Au recouvrement des contributions, versements et cotisations mentionnés aux articles L. 1233-66, L. 1233-69, L. 3253-18, L. 5422-6, L. 5422-9, L. 5422-11, L. 5422-12 et L. 5424-20 du code du travail ;

4° A l’état ou au degré d’invalidité, en cas d’accident ou de maladie non régie par le livre IV du présent code, et à l’état d’inaptitude au travail ;

5° A l’état d’incapacité permanente de travail, notamment au taux de cette incapacité, en cas d’accident du travail ou de maladie professionnelle ;

6° A l’état ou au degré d’invalidité, en cas d’accidents ou de maladies régies par les titres III, IV et VI du livre VII du code rural et de la pêche maritime, à l’état d’inaptitude au travail ainsi que, en cas d’accidents du travail ou de maladies professionnelles régies par les titres V et VI du même livre VII, à l’état d’incapacité permanente de travail, notamment au taux de cette incapacité ;

7° Aux décisions des caisses d’assurance retraite et de la santé au travail et des caisses de mutualité sociale agricole concernant, en matière d’accidents du travail agricoles et non agricoles, la fixation du taux de cotisation, l’octroi de ristournes, l’imposition de cotisations supplémentaires et, pour les accidents régis par le livre IV du présent code, la détermination de la contribution prévue à l’article L. 437-1 ;

8° Aux décisions de la commission des droits et de l’autonomie des personnes handicapées mentionnées au premier alinéa de l’article L. 241-9 du code de l’action sociale et des familles ;

9° Aux décisions du président du conseil départemental mentionnées à l’article L. 241-3 du même code relatives aux mentions “ invalidité ” et “ priorité ”. »

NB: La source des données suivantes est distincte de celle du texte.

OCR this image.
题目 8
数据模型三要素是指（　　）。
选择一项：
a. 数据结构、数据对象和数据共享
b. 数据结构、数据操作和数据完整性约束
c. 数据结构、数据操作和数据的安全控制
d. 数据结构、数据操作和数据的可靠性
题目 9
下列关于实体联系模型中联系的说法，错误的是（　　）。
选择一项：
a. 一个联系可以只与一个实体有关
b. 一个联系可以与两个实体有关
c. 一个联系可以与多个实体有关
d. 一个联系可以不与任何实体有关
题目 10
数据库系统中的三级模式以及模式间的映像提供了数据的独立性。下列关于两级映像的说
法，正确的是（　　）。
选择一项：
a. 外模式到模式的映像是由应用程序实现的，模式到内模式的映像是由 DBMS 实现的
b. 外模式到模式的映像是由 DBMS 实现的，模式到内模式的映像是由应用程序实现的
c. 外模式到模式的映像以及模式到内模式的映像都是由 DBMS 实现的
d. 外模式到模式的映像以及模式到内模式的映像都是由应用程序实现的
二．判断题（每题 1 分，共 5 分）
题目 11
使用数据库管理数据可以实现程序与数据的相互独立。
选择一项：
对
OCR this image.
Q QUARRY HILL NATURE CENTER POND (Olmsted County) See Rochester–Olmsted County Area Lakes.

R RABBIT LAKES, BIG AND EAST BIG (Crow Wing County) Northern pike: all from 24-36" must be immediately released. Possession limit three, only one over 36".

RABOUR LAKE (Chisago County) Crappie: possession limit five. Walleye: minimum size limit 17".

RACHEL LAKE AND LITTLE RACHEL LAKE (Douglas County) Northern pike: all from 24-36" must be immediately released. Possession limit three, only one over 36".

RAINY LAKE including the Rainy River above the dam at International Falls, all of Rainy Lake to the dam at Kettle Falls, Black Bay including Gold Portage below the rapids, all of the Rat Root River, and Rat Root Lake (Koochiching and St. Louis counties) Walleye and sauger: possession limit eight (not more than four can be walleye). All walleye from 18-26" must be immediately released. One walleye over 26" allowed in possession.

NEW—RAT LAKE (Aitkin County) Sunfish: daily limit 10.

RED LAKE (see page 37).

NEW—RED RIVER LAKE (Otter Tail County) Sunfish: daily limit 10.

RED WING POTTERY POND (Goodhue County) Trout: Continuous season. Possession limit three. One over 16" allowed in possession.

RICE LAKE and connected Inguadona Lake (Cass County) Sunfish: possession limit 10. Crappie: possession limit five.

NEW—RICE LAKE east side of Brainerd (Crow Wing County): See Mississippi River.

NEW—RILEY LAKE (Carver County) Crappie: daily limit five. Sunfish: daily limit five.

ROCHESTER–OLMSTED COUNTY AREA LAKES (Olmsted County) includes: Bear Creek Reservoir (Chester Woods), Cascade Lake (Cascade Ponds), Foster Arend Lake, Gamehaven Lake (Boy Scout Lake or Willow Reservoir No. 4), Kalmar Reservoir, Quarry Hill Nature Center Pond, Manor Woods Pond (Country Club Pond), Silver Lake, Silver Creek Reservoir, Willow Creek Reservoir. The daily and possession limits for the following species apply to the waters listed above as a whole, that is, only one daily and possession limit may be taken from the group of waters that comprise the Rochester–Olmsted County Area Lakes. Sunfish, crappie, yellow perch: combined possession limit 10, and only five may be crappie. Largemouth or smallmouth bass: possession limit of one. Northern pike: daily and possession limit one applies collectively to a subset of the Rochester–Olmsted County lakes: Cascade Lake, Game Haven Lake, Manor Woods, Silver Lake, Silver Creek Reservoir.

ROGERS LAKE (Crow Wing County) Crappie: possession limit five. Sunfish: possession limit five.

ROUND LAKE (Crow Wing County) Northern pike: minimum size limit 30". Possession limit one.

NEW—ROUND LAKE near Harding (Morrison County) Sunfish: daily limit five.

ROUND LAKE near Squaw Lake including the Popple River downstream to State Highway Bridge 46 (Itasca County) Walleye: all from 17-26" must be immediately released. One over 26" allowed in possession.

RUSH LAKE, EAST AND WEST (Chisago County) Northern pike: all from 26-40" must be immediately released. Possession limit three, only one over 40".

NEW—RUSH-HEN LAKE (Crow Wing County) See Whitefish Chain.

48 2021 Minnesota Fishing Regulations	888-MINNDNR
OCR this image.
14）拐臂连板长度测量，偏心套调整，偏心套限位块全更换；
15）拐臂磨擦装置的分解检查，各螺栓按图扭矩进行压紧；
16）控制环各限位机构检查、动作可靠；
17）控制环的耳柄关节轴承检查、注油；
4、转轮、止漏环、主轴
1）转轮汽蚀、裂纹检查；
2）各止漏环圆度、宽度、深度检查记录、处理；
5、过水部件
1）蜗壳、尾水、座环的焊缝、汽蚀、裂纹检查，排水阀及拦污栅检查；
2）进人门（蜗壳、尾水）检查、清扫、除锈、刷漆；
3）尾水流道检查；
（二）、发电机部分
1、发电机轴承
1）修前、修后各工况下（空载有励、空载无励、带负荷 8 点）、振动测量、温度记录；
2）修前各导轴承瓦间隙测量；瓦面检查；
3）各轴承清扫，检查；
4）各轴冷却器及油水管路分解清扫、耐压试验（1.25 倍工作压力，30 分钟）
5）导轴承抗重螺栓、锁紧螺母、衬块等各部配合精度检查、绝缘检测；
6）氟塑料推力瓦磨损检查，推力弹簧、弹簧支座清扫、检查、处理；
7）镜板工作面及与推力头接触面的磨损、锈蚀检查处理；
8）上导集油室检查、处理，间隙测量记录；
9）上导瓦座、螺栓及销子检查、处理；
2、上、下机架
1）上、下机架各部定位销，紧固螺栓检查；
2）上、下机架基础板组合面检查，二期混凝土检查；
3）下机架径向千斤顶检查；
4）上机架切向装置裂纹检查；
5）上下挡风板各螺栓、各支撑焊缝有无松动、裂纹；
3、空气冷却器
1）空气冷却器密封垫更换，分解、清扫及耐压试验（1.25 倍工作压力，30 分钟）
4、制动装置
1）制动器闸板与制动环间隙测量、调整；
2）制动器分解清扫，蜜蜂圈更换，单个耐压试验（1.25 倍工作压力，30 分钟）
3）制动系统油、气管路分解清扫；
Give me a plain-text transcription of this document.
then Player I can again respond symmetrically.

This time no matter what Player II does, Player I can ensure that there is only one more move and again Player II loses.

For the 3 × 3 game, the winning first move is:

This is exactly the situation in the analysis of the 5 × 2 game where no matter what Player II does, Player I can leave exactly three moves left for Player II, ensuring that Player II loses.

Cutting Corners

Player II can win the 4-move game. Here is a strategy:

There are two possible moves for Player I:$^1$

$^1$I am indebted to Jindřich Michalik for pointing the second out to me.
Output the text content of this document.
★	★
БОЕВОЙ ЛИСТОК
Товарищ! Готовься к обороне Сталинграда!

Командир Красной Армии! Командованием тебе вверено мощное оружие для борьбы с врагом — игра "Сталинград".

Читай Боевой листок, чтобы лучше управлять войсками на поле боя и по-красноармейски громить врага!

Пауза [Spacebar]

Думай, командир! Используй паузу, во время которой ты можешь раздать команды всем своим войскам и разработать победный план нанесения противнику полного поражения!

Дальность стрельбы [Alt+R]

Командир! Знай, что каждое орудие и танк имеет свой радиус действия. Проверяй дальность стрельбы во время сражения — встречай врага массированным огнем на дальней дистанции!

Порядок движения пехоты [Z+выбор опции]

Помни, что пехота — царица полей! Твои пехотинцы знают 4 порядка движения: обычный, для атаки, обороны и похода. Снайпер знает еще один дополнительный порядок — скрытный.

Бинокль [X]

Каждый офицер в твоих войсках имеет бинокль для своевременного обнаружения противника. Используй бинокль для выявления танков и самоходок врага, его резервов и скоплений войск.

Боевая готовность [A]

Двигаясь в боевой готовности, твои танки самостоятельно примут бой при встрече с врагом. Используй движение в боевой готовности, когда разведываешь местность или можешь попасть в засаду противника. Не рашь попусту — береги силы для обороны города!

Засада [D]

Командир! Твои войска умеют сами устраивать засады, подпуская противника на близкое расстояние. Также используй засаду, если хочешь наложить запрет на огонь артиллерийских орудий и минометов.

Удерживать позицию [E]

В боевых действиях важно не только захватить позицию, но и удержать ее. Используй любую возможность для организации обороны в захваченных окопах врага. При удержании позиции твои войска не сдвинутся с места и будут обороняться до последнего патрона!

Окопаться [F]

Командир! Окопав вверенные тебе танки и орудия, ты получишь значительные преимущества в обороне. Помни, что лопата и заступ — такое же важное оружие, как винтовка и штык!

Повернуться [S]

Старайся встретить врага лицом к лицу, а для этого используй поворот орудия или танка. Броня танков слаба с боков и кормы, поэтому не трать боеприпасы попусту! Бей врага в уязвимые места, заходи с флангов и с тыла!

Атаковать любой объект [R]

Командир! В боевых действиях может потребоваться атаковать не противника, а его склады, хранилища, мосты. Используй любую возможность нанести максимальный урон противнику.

Aux termes de l’article R142-1 alinéa 1er du code de la sécurité sociale, les réclamations relevant de l’article L142-1 formées contre les décisions prises par les organismes de sécurité sociale et de mutualité sociale agricole de salariés ou de non-salariés sont soumises à une commission de recours amiable composée et constituée au sein du conseil d’administration de chaque organisme.

Cette commission doit être saisie dans le délai de deux mois à compter de la notification de la décision contre laquelle les intéressés entendent former une réclamation. La forclusion ne peut être opposée aux intéressés que si cette notification porte mention de ce délai.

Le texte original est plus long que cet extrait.